Her hands gripped the railing on the platform so tightly they hurt as Mari swung over the railing and found secure footing on the platform itself. Sighing with relief, she turned and peered into the darkened interior of the passenger car. She knew that only the last car, the one reserved for Mechanics, would have any electric lights. The candles or oil lamps commons would have used were banned for fear of fire in the wooden cars.
Unable to see much of the inside of the car, Mari eased the door open and slid through as quickly as she could. Inside, vague shapes were all that could be seen of passengers trying to sleep through the night journey. Fortunately, the Mechanics Guild kept the price of train tickets high enough that some seats were empty, so by moving cautiously Mari was able to find one and sit down.
The train began speeding up again as it crested the slope and the track straightened. Mari sat among the sleeping commons, staring ahead through the darkness. The port of Edinton and a ship north had been a tempting alternative, but she had thought the passenger piers too open and too easily watched. Hopefully by this roundabout overland route she had thrown off her path any Mages and Dark Mechanics as well as the Mechanics Guild itself. There was a small terminal just south of Debran where she could leave the train with little chance of being spotted and take back roads the rest of the way to Danalee.
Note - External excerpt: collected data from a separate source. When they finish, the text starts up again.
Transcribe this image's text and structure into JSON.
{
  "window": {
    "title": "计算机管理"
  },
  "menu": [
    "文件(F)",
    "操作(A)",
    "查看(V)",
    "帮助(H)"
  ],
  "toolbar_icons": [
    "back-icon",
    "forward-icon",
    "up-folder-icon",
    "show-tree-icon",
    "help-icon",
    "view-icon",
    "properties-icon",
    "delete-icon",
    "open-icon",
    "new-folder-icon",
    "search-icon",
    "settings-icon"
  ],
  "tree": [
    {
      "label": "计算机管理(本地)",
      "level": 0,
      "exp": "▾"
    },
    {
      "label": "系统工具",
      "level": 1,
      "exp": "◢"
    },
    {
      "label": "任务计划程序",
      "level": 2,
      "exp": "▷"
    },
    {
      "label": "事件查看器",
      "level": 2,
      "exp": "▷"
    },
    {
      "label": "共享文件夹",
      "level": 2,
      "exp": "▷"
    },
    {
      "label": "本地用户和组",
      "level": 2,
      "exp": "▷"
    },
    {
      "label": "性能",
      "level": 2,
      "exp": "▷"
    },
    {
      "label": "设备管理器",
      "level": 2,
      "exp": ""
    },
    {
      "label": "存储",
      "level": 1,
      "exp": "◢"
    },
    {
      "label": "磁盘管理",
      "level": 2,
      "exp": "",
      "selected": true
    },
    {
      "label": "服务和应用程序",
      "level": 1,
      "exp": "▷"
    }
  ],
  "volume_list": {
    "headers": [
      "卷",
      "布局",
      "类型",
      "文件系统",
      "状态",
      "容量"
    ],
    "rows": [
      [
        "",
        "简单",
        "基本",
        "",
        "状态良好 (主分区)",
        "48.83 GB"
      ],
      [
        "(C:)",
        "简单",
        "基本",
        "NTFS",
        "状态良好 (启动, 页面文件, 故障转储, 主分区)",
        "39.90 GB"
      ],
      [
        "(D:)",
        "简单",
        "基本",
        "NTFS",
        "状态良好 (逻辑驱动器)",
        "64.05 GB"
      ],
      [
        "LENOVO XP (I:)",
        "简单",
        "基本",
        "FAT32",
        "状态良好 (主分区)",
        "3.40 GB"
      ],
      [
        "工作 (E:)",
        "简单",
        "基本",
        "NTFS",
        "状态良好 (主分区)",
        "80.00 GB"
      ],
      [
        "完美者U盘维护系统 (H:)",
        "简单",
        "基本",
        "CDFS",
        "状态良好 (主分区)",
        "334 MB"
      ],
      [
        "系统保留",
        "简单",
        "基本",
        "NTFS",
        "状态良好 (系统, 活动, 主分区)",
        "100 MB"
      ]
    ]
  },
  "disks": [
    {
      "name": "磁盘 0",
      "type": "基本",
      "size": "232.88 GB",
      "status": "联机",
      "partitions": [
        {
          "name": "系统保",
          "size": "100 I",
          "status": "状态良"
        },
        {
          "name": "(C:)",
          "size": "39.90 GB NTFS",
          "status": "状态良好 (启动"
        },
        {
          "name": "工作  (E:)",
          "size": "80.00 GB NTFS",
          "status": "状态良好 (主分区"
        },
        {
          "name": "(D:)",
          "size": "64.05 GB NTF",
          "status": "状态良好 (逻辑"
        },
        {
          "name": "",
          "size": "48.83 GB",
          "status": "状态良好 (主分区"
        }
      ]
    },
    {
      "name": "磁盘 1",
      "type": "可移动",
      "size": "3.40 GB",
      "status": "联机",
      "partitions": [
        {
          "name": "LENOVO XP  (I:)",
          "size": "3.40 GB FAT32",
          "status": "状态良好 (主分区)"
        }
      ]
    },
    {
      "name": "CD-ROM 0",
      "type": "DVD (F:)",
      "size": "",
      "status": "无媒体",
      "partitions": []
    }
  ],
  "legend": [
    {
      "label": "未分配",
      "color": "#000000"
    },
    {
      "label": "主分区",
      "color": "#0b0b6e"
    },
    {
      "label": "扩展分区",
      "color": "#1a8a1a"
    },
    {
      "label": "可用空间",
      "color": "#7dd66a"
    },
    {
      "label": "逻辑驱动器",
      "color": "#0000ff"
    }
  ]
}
But all that did was buy time. She needed to talk to someone else, someone she knew would listen and judge whether Mari had totally lost it or if she really was marked for death. If there was anyone else in the Guild like that, someone she could still trust to tell almost everything that Mari had learned, that person was now at the Guild’s weapons workshops in Danalee. Alli, I hope you are still the best friend I knew back in Caer Lyn.
And beyond that, Mari’s thoughts went to someone else much farther north. The Mages have decided to stop watching me and instead are trying to kill me. What if they are also after Alain?
What if his Guild suspects or learns the truth about him, and like my Guild decides to send him on a mission of no return?